The Sisters moved into the new convent in mid November 2005 and it is evident that the building holds heat very well and provides a high quality internal environment, particularly in terms of natural light and air quality.
Form and design:
The building form and design is dictated by planning issues and sustainable design principles. The site is within the curtilage of a protected structure - the1850s main hospital building and its stone boundary wall. The site was formerly a garden with large mature trees to the northwest corner with Berkeley Road. The site borders the entry court for the mortuary, which leads through to the central courtyard of the main hospital building.
In response to the particular context the new building is a subsidiary structure that does not compete with the protected structure. The building is low lying, consisting of 2 storeys with a flat sedum roof. The building sits into the gentle rise across the site to reduce the physical impact of the building onto the street and gardens.
The building is designed to maximise passive solar gain and provide a private and secure living environment. The building is organized around 3 external spaces: the entry forecourt, the garden court and the woodland area. The entry forecourt, the entrance elevation to the site, engages with the gable of the Hospital Chapel and the future façade of the new mortuary to create an enclosed urban space off the North Circular Road. The garden court is a sunken garden enclosed by the building and the protected structure to create an open green space in the centre of the plan. Most internal spaces overlook the garden court. The building form maximizes the distance between the northwest façade of the original building and the new bedroom wing. The woodland area is a heavily planted naturalised garden with preserved mature trees, providing a contemplative view from the Prayer Room and maintaining the original urban condition at the northwest corner with Berkeley Road.

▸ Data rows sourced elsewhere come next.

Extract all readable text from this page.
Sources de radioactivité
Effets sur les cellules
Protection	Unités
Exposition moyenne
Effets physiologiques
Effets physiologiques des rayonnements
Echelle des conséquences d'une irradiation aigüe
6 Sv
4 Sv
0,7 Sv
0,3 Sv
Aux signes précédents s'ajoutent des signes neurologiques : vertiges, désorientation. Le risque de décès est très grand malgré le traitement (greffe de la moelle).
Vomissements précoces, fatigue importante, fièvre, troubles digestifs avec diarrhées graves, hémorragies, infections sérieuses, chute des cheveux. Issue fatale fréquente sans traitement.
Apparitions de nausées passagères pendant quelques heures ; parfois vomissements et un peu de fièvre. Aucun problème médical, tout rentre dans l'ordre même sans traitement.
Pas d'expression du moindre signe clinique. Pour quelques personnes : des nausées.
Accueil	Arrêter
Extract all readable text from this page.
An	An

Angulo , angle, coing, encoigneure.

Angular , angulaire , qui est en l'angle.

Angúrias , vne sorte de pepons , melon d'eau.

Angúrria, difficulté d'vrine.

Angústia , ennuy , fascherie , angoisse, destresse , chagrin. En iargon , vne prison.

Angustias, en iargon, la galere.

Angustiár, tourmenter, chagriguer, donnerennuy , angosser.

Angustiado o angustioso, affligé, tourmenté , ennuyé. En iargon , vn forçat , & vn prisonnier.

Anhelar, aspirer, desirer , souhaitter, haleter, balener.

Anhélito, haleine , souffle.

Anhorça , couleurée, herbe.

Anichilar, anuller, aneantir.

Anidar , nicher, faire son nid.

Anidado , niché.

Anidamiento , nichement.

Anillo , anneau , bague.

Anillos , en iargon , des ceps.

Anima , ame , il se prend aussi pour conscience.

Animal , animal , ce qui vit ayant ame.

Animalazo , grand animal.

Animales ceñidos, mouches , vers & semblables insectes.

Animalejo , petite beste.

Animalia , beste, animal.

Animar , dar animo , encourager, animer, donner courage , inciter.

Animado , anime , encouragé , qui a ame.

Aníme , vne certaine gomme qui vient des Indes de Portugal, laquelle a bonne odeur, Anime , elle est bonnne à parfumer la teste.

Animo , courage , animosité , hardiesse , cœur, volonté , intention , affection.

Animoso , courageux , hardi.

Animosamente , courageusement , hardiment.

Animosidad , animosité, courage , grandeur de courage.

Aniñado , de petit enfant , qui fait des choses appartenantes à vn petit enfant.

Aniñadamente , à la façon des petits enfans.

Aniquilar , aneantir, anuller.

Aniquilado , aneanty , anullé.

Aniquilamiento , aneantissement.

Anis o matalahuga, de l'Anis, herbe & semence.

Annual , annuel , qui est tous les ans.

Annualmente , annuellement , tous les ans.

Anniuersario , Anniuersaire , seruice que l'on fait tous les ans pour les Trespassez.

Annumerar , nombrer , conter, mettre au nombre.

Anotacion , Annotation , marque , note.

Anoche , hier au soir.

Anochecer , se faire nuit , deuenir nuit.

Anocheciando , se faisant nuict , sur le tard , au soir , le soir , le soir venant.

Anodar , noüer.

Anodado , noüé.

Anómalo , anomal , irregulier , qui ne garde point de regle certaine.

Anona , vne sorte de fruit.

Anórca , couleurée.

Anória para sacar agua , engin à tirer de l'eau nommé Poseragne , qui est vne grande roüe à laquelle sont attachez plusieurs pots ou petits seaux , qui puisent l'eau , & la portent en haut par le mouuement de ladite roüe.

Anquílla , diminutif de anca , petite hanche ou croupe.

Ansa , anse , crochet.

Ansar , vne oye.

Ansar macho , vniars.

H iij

The stone wall along the North Circular Road originally enclosed trees, bushes and climbers. The new Convent is stepped back from this wall for most of its frontage onto the North Circular Road to allow space for reinstating this planting. In time much of the white brick wall to the street will be covered by climbers. The landscaping around the building generally uses native species with raised beds in the garden court allowing easy maintenance by residents. The stained glass window to the Prayer Room, by Paedar Lambe, communicates the nature of the building use to the city.